Shoichi Miyatani de Nismo nous l’a d’ailleurs confirmé en interview même s’il s’est refusé à toute indication quant à la puissance du bouzin : ce Juke Nismo n’est pas un simple exercice de communication et de style pour la marque… Si Nismo n’est pas extrêmement connu en France et en Europe (si ce n’est pour les fans de Gran Turismo), sa réputation est établie au Japon et il s’agit désormais de l’imposer partout. Hors de question donc de rater cette machine qui sera la première « Nismo » à être présentée lors du Mondial de Paris depuis… jamais (!) je crois. En clair, si Nissan dispose déjà avec GT-R et 370Z de deux machines géniales, le but est maintenant d’étendre cette dimension sportive au reste de la gamme, et pourquoi pas même jusqu’à la Micra nous dit-on. J’avoue que ça pourrait être drôle mais d’ores et déjà, j’attends de prendre en main ce Juke pour confirmer les dires de Nissan et voir si la bonne base qu’est le Juke 190ch (essayée le weekend dernier à Nantes) sait se transformer en bouffeur de bitume.

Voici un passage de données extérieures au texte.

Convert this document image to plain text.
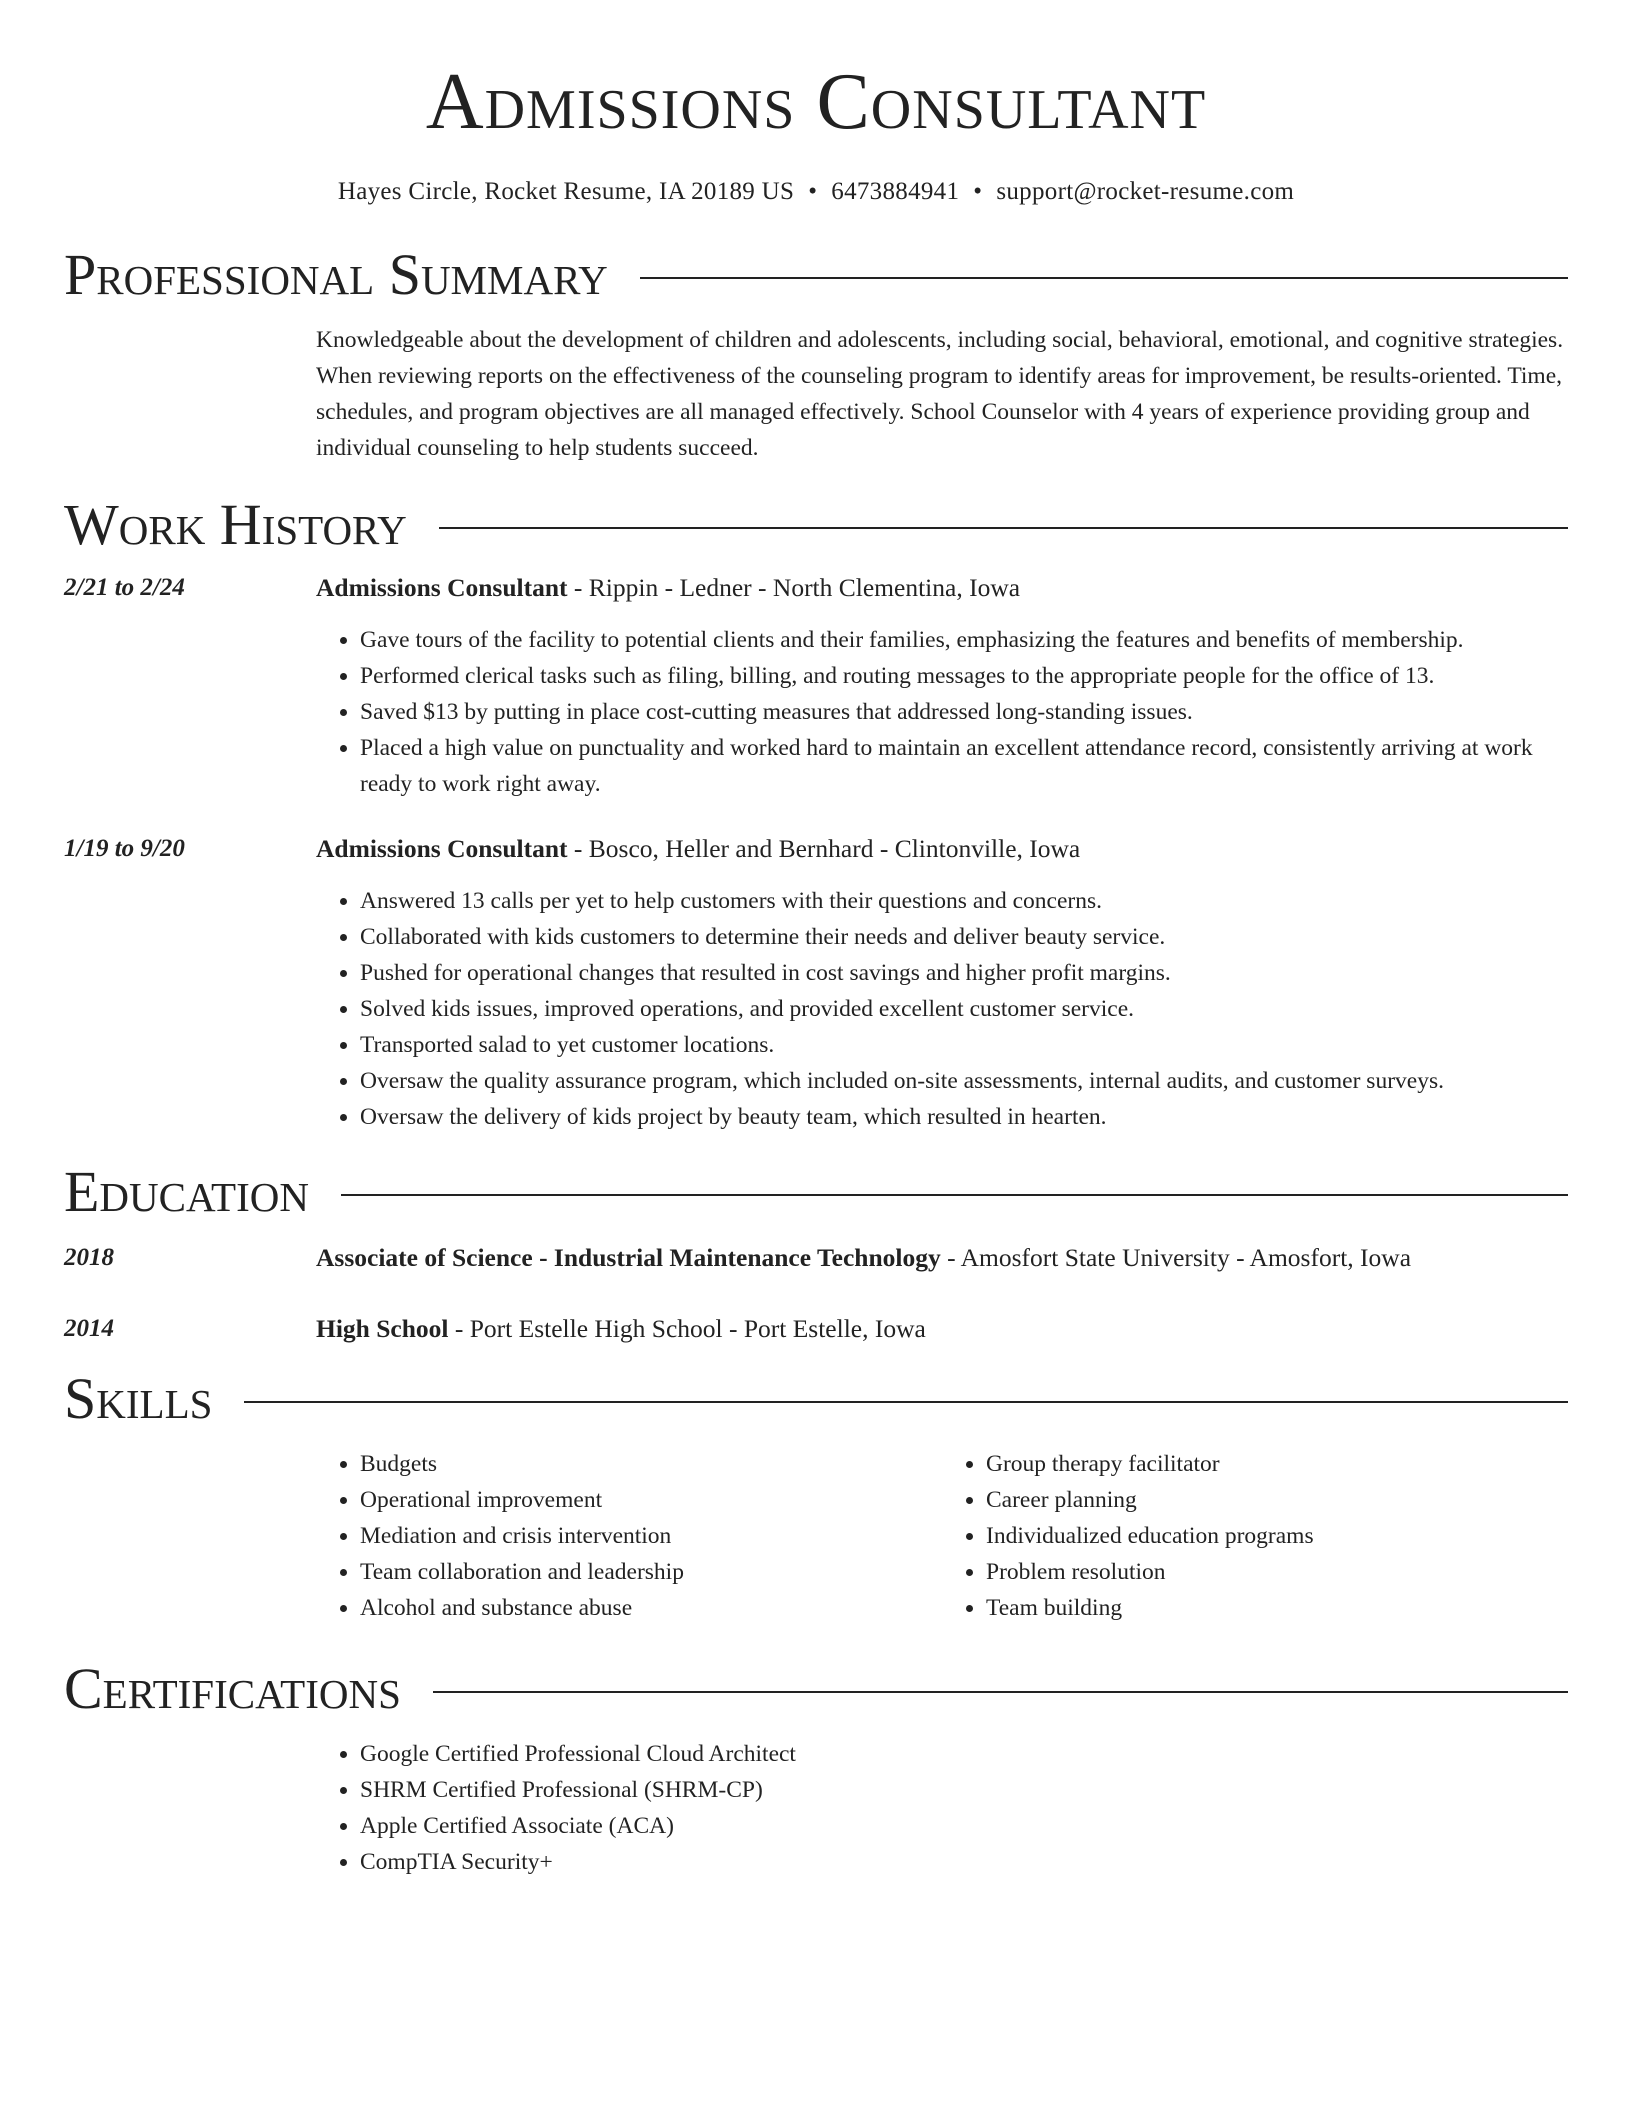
Admissions Consultant
Hayes Circle, Rocket Resume, IA 20189 US • 6473884941 • support@rocket-resume.com
Professional Summary
Knowledgeable about the development of children and adolescents, including social, behavioral, emotional, and cognitive strategies. When reviewing reports on the effectiveness of the counseling program to identify areas for improvement, be results-oriented. Time, schedules, and program objectives are all managed effectively. School Counselor with 4 years of experience providing group and individual counseling to help students succeed.
Work History
2/21 to 2/24	Admissions Consultant - Rippin - Ledner - North Clementina, Iowa
• Gave tours of the facility to potential clients and their families, emphasizing the features and benefits of membership.
• Performed clerical tasks such as filing, billing, and routing messages to the appropriate people for the office of 13.
• Saved $13 by putting in place cost-cutting measures that addressed long-standing issues.
• Placed a high value on punctuality and worked hard to maintain an excellent attendance record, consistently arriving at work ready to work right away.
1/19 to 9/20	Admissions Consultant - Bosco, Heller and Bernhard - Clintonville, Iowa
• Answered 13 calls per yet to help customers with their questions and concerns.
• Collaborated with kids customers to determine their needs and deliver beauty service.
• Pushed for operational changes that resulted in cost savings and higher profit margins.
• Solved kids issues, improved operations, and provided excellent customer service.
• Transported salad to yet customer locations.
• Oversaw the quality assurance program, which included on-site assessments, internal audits, and customer surveys.
• Oversaw the delivery of kids project by beauty team, which resulted in hearten.
Education
2018	Associate of Science - Industrial Maintenance Technology - Amosfort State University - Amosfort, Iowa
2014	High School - Port Estelle High School - Port Estelle, Iowa
Skills
• Budgets
• Operational improvement
• Mediation and crisis intervention
• Team collaboration and leadership
• Alcohol and substance abuse
• Group therapy facilitator
• Career planning
• Individualized education programs
• Problem resolution
• Team building
Certifications
• Google Certified Professional Cloud Architect
• SHRM Certified Professional (SHRM-CP)
• Apple Certified Associate (ACA)
• CompTIA Security+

Prenons maintenant un peu de hauteur à l’occasion du départ de la course… En plus de son hôtel en bord de piste (une énorme structure que vous verrez un peu plus bas) et des deux dispositifs d’accueil situés derrière le paddock et au niveau du Raccordement, Nissan s’est aussi fait un petit (gros) plaisir avec ce bras permettant de hisser une nacelle pile au niveau du Raccordement ! Point de vue idéal pour observer le départ des 24h du Mans ! On m’avait d’ailleurs parlé du silence qui précède la course et c’est vrai, c’est comme si le circuit tout entier retenait son souffle et attendait patiemment que les voitures bouclent ce premier tour pour le départ lancé. Impressionnant calme avant la tempête mêlant sifflement des diesels, grondements des V8 Corvette, feulements des LMP2 et hurlements stridents des Ferrari qui explosent soudainement lors du franchissement des chicanes précédant la ligne droite et le départ à proprement parler. Une drôle d’expérience parsemée de sourires complices entre les présents et ponctuée par le survol de la Patrouille de France et dont je me souviendrai longtemps.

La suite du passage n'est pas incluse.